Aeolus, ruler of the winds, anxious to aid Ulysses, gave him prosperous winds and tied the treacherous winds up in a bag, but some of the curious mariners untied the bag, and the conflicting winds escaping, destroyed several of the ships and threw Ulysses and the survivors upon the island of Circe.

This famed enchantress, following her usual custom, turned the followers of Ulysses into swine, but he, aided by Mercury, released them from their enchantment.

After a year's stay on this island, he was urged by Circe to make a descent into the Infernal Regions, where he saw the tortures inflicted upon the wicked who had died before him. On his return he was sent upon another voyage, where he met the Sirens, who lured some of his men to destruction by their charming songs; but Ulysses himself escaped by having himself chained to the mast. He sailed between Scylla and Charybdis safely, though he lost some of his men in the terrible passage.

After Ulysses told in full his story, the kindly princess put him on board a magic ship and sent him to Ithaca, where he was placed on shore with all his treasures, though he did not at first know where he was.

However, he finally learned that he was home again, and visited the house of a favorite servant, who gave him a full account of what had happened during his absence.
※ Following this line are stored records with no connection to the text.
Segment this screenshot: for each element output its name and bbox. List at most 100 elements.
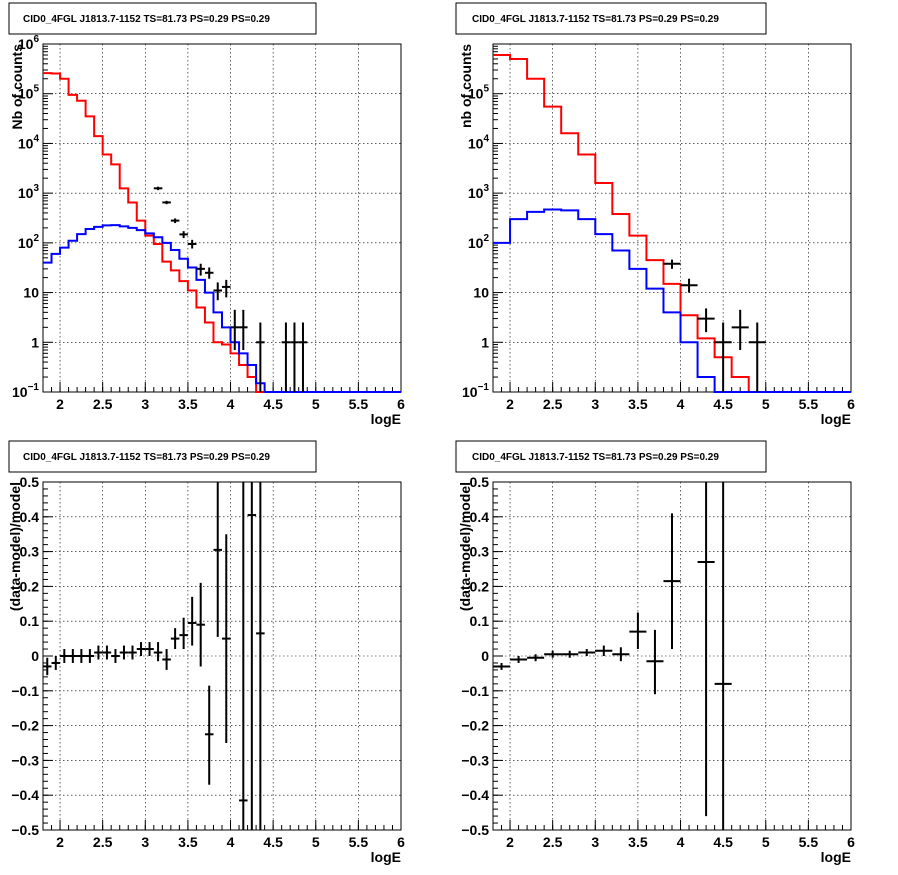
- data-point: [162, 200, 171, 205]
- title-box: [455, 440, 767, 473]
- y-tick-label: 10−1: [12, 382, 39, 400]
- x-tick-label: 2: [56, 396, 64, 412]
- data-point: [663, 259, 681, 269]
- data-point: [170, 218, 180, 224]
- data-point: [256, 322, 265, 392]
- data-point: [179, 617, 188, 650]
- data-point: [629, 612, 647, 650]
- y-tick-label: −0.4: [11, 787, 39, 803]
- y-tick-exponent: 6: [33, 34, 39, 45]
- panel-residuals-left: CID0_4FGL J1813.7-1152 TS=81.73 PS=0.29 …: [7, 440, 405, 865]
- x-axis-label: logE: [371, 411, 401, 427]
- title-box: [8, 2, 317, 35]
- y-tick-label: 0.5: [20, 474, 40, 490]
- y-tick-label: −0.2: [461, 718, 489, 734]
- y-tick-label: 10: [473, 285, 489, 301]
- y-tick-label: −0.2: [11, 718, 39, 734]
- x-tick-label: 4.5: [713, 396, 733, 412]
- x-tick-label: 3.5: [178, 834, 198, 850]
- y-axis-label: nb of counts: [458, 44, 474, 128]
- x-tick-label: 6: [847, 396, 855, 412]
- data-point: [153, 642, 163, 662]
- x-tick-label: 5: [762, 834, 770, 850]
- data-point: [493, 662, 511, 670]
- data-point: [213, 482, 222, 637]
- y-tick-label: 10−1: [462, 382, 489, 400]
- x-tick-label: 3: [591, 834, 599, 850]
- panel-title: CID0_4FGL J1813.7-1152 TS=81.73 PS=0.29 …: [23, 14, 270, 25]
- panel-title: CID0_4FGL J1813.7-1152 TS=81.73 PS=0.29 …: [23, 452, 270, 463]
- data-point: [527, 654, 545, 662]
- y-tick-label: 0: [481, 648, 489, 664]
- y-tick-label: 1: [481, 334, 489, 350]
- y-tick-label: 103: [468, 183, 490, 201]
- data-point: [179, 231, 188, 239]
- x-tick-label: 2: [56, 834, 64, 850]
- y-axis-label: (data-model)/model: [457, 482, 473, 611]
- x-tick-label: 6: [397, 834, 405, 850]
- data-point: [290, 322, 299, 392]
- y-tick-label: −0.3: [11, 752, 39, 768]
- x-tick-label: 2.5: [93, 396, 113, 412]
- x-tick-label: 2.5: [543, 834, 563, 850]
- x-tick-label: 5: [762, 396, 770, 412]
- x-tick-label: 4: [677, 834, 685, 850]
- y-tick-label: 103: [18, 183, 40, 201]
- data-point: [239, 482, 248, 830]
- data-point: [102, 645, 112, 660]
- data-point: [204, 267, 214, 279]
- data-point: [646, 629, 664, 695]
- y-tick-label: −0.5: [461, 822, 489, 838]
- x-tick-label: 3: [141, 396, 149, 412]
- plot-area: 2 2.5 3 3.5 4 4.5 5 5.5 6 0.5 0.4 0.3 0.2 0.1 0 −0.1 −0.…: [11, 474, 405, 850]
- data-point: [136, 642, 146, 656]
- x-tick-label: 6: [847, 834, 855, 850]
- data-point: [680, 278, 698, 293]
- y-tick-exponent: 4: [483, 133, 489, 144]
- x-tick-label: 3.5: [178, 396, 198, 412]
- data-point: [60, 649, 69, 663]
- data-point: [145, 642, 154, 656]
- data-point: [111, 649, 120, 663]
- data-point: [612, 647, 630, 662]
- x-axis-label: logE: [821, 411, 851, 427]
- x-axis-label: logE: [371, 849, 401, 865]
- y-tick-label: −0.5: [11, 822, 39, 838]
- data-point: [714, 322, 732, 392]
- data-point: [196, 263, 205, 276]
- y-tick-exponent: 4: [33, 133, 39, 144]
- data-point: [119, 645, 129, 660]
- data-point: [153, 186, 163, 191]
- y-tick-label: 104: [18, 133, 40, 151]
- data-point: [247, 482, 257, 830]
- data-point: [697, 482, 715, 817]
- x-tick-label: 3.5: [628, 834, 648, 850]
- x-tick-label: 5: [312, 834, 320, 850]
- x-tick-label: 3: [591, 396, 599, 412]
- x-tick-label: 3: [141, 834, 149, 850]
- y-tick-label: 0.3: [20, 544, 40, 560]
- x-tick-label: 4: [227, 834, 235, 850]
- x-tick-label: 4.5: [263, 396, 283, 412]
- y-tick-label: 104: [468, 133, 490, 151]
- x-tick-label: 5.5: [349, 396, 369, 412]
- y-tick-label: 0.4: [470, 509, 490, 525]
- data-point: [162, 649, 171, 670]
- y-tick-label: −0.3: [461, 752, 489, 768]
- x-tick-label: 2: [506, 834, 514, 850]
- x-tick-label: 2: [506, 396, 514, 412]
- data-point: [663, 513, 681, 650]
- y-tick-exponent: 3: [483, 183, 489, 194]
- y-tick-label: −0.1: [11, 683, 39, 699]
- data-point: [510, 656, 528, 663]
- x-axis-label: logE: [821, 849, 851, 865]
- data-point: [196, 582, 205, 667]
- y-tick-label: 0.4: [20, 509, 40, 525]
- data-point: [51, 656, 61, 670]
- y-tick-exponent: −1: [478, 382, 490, 393]
- y-tick-exponent: 2: [33, 233, 39, 244]
- x-tick-label: 3.5: [628, 396, 648, 412]
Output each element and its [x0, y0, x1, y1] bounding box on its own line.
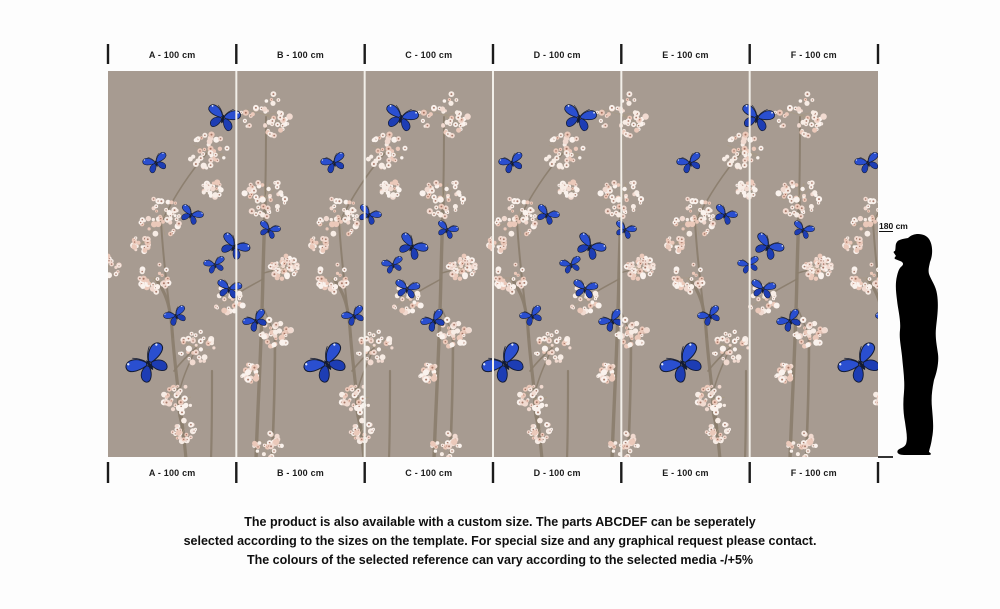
- ruler-tick-top: [106, 44, 110, 64]
- height-value: 180: [879, 221, 894, 232]
- ruler-tick-bottom: [620, 462, 623, 483]
- panel-label-top-a: A - 100 cm: [148, 50, 196, 60]
- footer-line-1: The product is also available with a cus…: [244, 515, 756, 529]
- panel-label-top-c: C - 100 cm: [405, 50, 453, 60]
- ruler-tick-bottom: [235, 462, 238, 483]
- ruler-top: A - 100 cm B - 100 cm C - 100 cm D - 100 cm…: [0, 50, 1000, 64]
- panel-label-bottom-d: D - 100 cm: [533, 468, 581, 478]
- height-unit: cm: [895, 221, 908, 231]
- ruler-tick-top: [491, 44, 495, 64]
- panel-label-top-f: F - 100 cm: [790, 50, 837, 60]
- panel-label-bottom-c: C - 100 cm: [405, 468, 453, 478]
- ruler-tick-bottom: [363, 462, 366, 483]
- height-label: 180 cm: [879, 221, 908, 232]
- panel-label-top-e: E - 100 cm: [662, 50, 709, 60]
- footer-line-2: selected according to the sizes on the t…: [183, 534, 817, 548]
- panel-label-top-b: B - 100 cm: [276, 50, 324, 60]
- panel-label-bottom-e: E - 100 cm: [662, 468, 709, 478]
- ruler-bottom: A - 100 cm B - 100 cm C - 100 cm D - 100 cm…: [0, 468, 1000, 482]
- ruler-tick-top: [235, 44, 238, 64]
- footer-note: The product is also available with a cus…: [0, 513, 1000, 570]
- ruler-tick-top: [620, 44, 623, 64]
- ruler-tick-bottom: [106, 462, 110, 483]
- ruler-tick-top: [876, 44, 880, 64]
- ruler-tick-top: [363, 44, 366, 64]
- ruler-tick-top: [748, 44, 751, 64]
- ruler-tick-bottom: [748, 462, 751, 483]
- ruler-tick-bottom: [491, 462, 495, 483]
- panel-label-top-d: D - 100 cm: [533, 50, 581, 60]
- ruler-tick-bottom: [876, 462, 880, 483]
- panel-label-bottom-a: A - 100 cm: [148, 468, 196, 478]
- human-silhouette: [893, 233, 939, 455]
- footer-line-3: The colours of the selected reference ca…: [246, 553, 754, 567]
- panel-label-bottom-f: F - 100 cm: [790, 468, 837, 478]
- panel-label-bottom-b: B - 100 cm: [276, 468, 324, 478]
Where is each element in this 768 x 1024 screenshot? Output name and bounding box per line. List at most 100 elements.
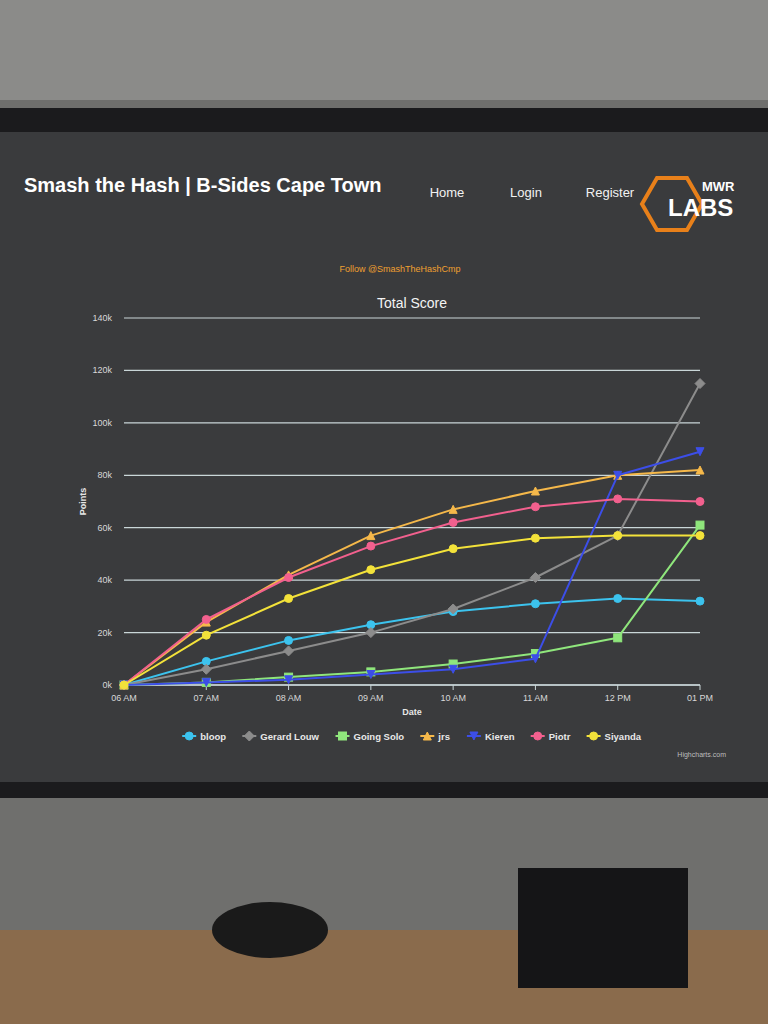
y-tick-label: 80k [97, 470, 112, 480]
series-line [124, 499, 700, 685]
series-line [124, 384, 700, 686]
screen [0, 132, 768, 782]
legend-symbol [244, 731, 254, 741]
data-point [613, 531, 623, 541]
data-point [284, 646, 294, 656]
x-tick [288, 685, 289, 690]
legend-label: Going Solo [354, 731, 405, 742]
series-line [124, 470, 700, 685]
data-point [201, 664, 211, 674]
ceiling [0, 0, 768, 100]
x-tick-label: 01 PM [687, 693, 713, 703]
grid-line [124, 370, 700, 371]
y-tick-label: 100k [92, 418, 112, 428]
y-axis-title: Points [78, 488, 88, 516]
legend-symbol [185, 732, 193, 740]
x-tick [700, 685, 701, 690]
x-tick-label: 12 PM [605, 693, 631, 703]
data-point [696, 498, 704, 506]
credits: Highcharts.com [677, 751, 726, 759]
legend-item[interactable]: Gerard Louw [242, 731, 319, 742]
nav-link[interactable]: Register [586, 185, 635, 200]
data-point [449, 545, 457, 553]
data-point [696, 597, 704, 605]
laptop [518, 868, 688, 988]
data-point [202, 615, 210, 623]
chart-title: Total Score [377, 295, 447, 311]
data-point [120, 681, 128, 689]
y-tick-label: 120k [92, 365, 112, 375]
data-point [614, 471, 622, 479]
x-tick-label: 11 AM [523, 693, 548, 703]
legend-symbol [423, 732, 431, 740]
bag [212, 902, 328, 958]
x-tick-label: 06 AM [111, 693, 137, 703]
plot-area [119, 379, 705, 690]
legend-label: bloop [200, 731, 226, 742]
data-point [695, 379, 705, 389]
data-point [120, 681, 128, 689]
data-point [696, 466, 704, 474]
legend-label: Gerard Louw [260, 731, 319, 742]
data-point [531, 534, 539, 542]
y-tick-label: 40k [97, 575, 112, 585]
data-point [696, 521, 704, 529]
data-point [531, 655, 539, 663]
legend-item[interactable]: jrs [420, 731, 450, 742]
x-tick-label: 07 AM [194, 693, 220, 703]
data-point [120, 681, 128, 689]
series-line [124, 525, 700, 685]
data-point [614, 532, 622, 540]
legend-item[interactable]: Piotr [531, 731, 571, 742]
data-point [120, 681, 128, 689]
y-tick-label: 60k [97, 523, 112, 533]
data-point [530, 573, 540, 583]
legend-item[interactable]: Going Solo [336, 731, 405, 742]
data-point [285, 636, 293, 644]
grid-line [124, 317, 700, 318]
legend-item[interactable]: bloop [182, 731, 226, 742]
data-point [614, 634, 622, 642]
legend-item[interactable]: Kieren [467, 731, 515, 742]
data-point [120, 681, 128, 689]
x-tick [453, 685, 454, 690]
page: Smash the Hash | B-Sides Cape TownHomeLo… [0, 0, 768, 1024]
data-point [449, 665, 457, 673]
data-point [449, 518, 457, 526]
data-point [285, 574, 293, 582]
nav-link[interactable]: Login [510, 185, 542, 200]
legend-label: jrs [437, 731, 450, 742]
x-tick [370, 685, 371, 690]
data-point [696, 532, 704, 540]
legend-symbol [534, 732, 542, 740]
data-point [449, 505, 457, 513]
data-point [120, 681, 128, 689]
follow-link[interactable]: Follow @SmashTheHashCmp [339, 264, 460, 274]
series-line [124, 452, 700, 685]
grid-line [124, 527, 700, 528]
series-line [124, 536, 700, 685]
x-tick [617, 685, 618, 690]
logo-text: LABS [668, 194, 733, 221]
data-point [285, 676, 293, 684]
x-tick-label: 08 AM [276, 693, 302, 703]
data-point [367, 532, 375, 540]
screen-frame [0, 108, 768, 798]
nav-link[interactable]: Home [430, 185, 465, 200]
data-point [696, 448, 704, 456]
legend-label: Kieren [485, 731, 515, 742]
legend-symbol [590, 732, 598, 740]
legend-symbol [470, 732, 478, 740]
x-axis-title: Date [402, 707, 422, 717]
data-point [531, 600, 539, 608]
data-point [367, 671, 375, 679]
data-point [448, 604, 458, 614]
data-point [614, 594, 622, 602]
data-point [614, 495, 622, 503]
legend-item[interactable]: Siyanda [587, 731, 642, 742]
data-point [285, 594, 293, 602]
legend-label: Piotr [549, 731, 571, 742]
legend: bloop Gerard Louw Going Solo jrs Kieren Piotr… [182, 731, 642, 742]
data-point [367, 542, 375, 550]
wall [0, 0, 768, 1024]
In the meantime Telemachus returned home, having learned that his father was still living; and, directed by the gods, he went to the house of the same old servant with whom Ulysses had taken refuge. That night the father and son recognized each other, and after a joyful reunion they lay down to rest, having decided that in the morning Telemachus should repair to the palace and tell Penelope that her husband was still alive, but leave her in ignorance of the fact that he was near at hand.

In the rosy light of the morning the young prince hastened across the dewy lawn on his way to his mother. When he reached the palace he propped his spear against the wall, leaped like a lion over the threshold, hastened with running steps across the hall, and threw himself into the arms of his loving mother. The passionate joy of their meeting was shadowed only by the story that Telemachus had to tell, yet the story was lightened somewhat by the knowledge that Ulysses still lived, though under enchantment, and might in time be able to return to his kingdom.

Penelope, knowing that her husband was still living, became more than ever incensed at the outrageous conduct of the suitors, who had quartered themselves in her palace and were living in luxury and vice. However, even with Telemachus at her side, it was impossible to drive out the powerful men, so that she felt compelled still to endure their unwelcome presence.